Components of biological macromolecules, complexes and membranes are animated by motions occurring over a wide range of time and length scales, the synergy of which is at the basis of biological activity. Understanding biological function thus requires a detailed analysis of the underlying dynamical heterogeneity. Neutron scattering, using specific isotope labeling, and molecular dynamics simulations were combined in order to study the dynamics of specific amino acid types in bacteriorhodopsin within the purple membrane (PM) of Halobacterium salinarum. Motions of leucine, isoleucine and tyrosine residues on the pico- to nanosecond time scale were examined separately as a function of temperature from 20 to 300 K. The dynamics of the three residue types displayed different temperature dependence: isoleucine residues have larger displacements compared to the global PM above 120 K; leucine residues have displacements similar to that of PM in the entire temperature range studied; and tyrosine residues have displacements smaller than that of the average membrane in an intermediate temperature range. Experimental features were mostly well reproduced by molecular dynamics simulations performed at five temperatures, which allowed the dynamical characterisation of the amino acids under study as a function of local environment. The resulting dynamical map of bacteriorhodopsin revealed that movements of a specific residue are determined by both its environment and its residue type.

Hydration dependence of active core fluctuations in bacteriorhodopsin

We used neutron scattering and specific hydrogen-deuterium labeling to investigate the thermal dynamics of isotope-labeled amino acids and retinal, predominantly in the active core and extracellular moiety of bacteriorhodopsin (BR) in the purple membrane and the dynamical response to hydration.

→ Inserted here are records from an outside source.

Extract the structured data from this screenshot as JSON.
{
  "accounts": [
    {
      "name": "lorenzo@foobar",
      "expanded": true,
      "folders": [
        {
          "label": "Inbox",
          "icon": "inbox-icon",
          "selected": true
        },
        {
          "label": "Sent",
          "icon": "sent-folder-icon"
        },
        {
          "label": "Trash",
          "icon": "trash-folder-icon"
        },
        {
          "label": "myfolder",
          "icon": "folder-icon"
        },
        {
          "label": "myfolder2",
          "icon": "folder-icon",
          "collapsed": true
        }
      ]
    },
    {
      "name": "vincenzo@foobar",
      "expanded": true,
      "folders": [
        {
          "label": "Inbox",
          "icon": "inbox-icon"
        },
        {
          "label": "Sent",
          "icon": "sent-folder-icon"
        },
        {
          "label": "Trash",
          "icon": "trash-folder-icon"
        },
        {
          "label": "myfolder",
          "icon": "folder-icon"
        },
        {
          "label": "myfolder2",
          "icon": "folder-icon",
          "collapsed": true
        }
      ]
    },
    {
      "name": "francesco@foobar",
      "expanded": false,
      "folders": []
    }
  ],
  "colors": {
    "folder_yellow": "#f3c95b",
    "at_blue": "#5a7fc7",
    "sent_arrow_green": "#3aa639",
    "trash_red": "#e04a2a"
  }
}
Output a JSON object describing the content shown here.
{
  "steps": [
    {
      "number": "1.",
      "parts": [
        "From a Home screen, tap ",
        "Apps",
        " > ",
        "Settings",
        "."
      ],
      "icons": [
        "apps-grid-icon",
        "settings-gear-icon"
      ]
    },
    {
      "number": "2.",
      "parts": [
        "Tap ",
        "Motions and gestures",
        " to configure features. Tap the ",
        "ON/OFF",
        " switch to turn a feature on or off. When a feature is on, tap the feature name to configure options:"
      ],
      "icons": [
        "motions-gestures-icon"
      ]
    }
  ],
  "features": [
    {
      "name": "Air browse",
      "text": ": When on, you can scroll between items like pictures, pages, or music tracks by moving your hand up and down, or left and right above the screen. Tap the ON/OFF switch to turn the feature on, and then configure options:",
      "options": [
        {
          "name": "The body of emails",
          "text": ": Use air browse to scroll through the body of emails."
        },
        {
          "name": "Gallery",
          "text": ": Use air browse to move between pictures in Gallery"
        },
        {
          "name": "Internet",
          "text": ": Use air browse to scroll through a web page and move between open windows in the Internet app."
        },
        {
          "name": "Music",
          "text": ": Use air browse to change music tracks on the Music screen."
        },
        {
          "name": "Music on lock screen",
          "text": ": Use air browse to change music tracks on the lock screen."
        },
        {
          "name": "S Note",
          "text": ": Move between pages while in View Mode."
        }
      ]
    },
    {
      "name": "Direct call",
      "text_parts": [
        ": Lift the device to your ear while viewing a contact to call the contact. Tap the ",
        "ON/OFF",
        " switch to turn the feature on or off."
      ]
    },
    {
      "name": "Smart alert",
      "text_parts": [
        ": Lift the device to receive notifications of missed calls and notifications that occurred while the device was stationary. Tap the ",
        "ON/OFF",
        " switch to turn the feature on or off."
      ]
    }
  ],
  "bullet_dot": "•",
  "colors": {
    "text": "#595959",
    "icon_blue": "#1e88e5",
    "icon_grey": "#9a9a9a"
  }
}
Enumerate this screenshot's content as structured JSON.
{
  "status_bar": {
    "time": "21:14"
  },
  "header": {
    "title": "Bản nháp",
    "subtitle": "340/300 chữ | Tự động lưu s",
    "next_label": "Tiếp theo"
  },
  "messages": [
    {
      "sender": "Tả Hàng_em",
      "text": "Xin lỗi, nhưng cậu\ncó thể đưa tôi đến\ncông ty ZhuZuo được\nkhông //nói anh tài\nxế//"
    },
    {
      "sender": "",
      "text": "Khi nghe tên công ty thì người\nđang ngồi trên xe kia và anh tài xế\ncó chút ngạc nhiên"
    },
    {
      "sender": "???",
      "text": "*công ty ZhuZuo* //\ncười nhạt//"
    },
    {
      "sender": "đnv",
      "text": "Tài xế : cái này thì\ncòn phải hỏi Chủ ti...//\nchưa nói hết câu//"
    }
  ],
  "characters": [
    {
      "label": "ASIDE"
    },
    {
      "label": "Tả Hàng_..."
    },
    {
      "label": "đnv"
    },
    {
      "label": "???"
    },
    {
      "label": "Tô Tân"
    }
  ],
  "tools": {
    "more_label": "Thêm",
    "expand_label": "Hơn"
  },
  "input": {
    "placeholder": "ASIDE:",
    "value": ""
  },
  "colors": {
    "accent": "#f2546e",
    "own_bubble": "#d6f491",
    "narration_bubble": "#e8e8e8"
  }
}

Measurements on two neutron spectrometers allowed two populations of motions to be characterized. The lower amplitude motions were found to be the same for both the labeled amino acids and retinal of BR and the global membrane. The larger amplitude dynamics of the labeled part, however, were found to be more resilient than the average membrane, suggesting their functional importance. The response to hydration was characterized, showing that the labeled part of BR is not shielded from hydration effects. The results suggest that the inhibition of high-amplitude motions by lowering hydration may play a key role in the slowing down of the photocycle and the proton pumping activity of BR.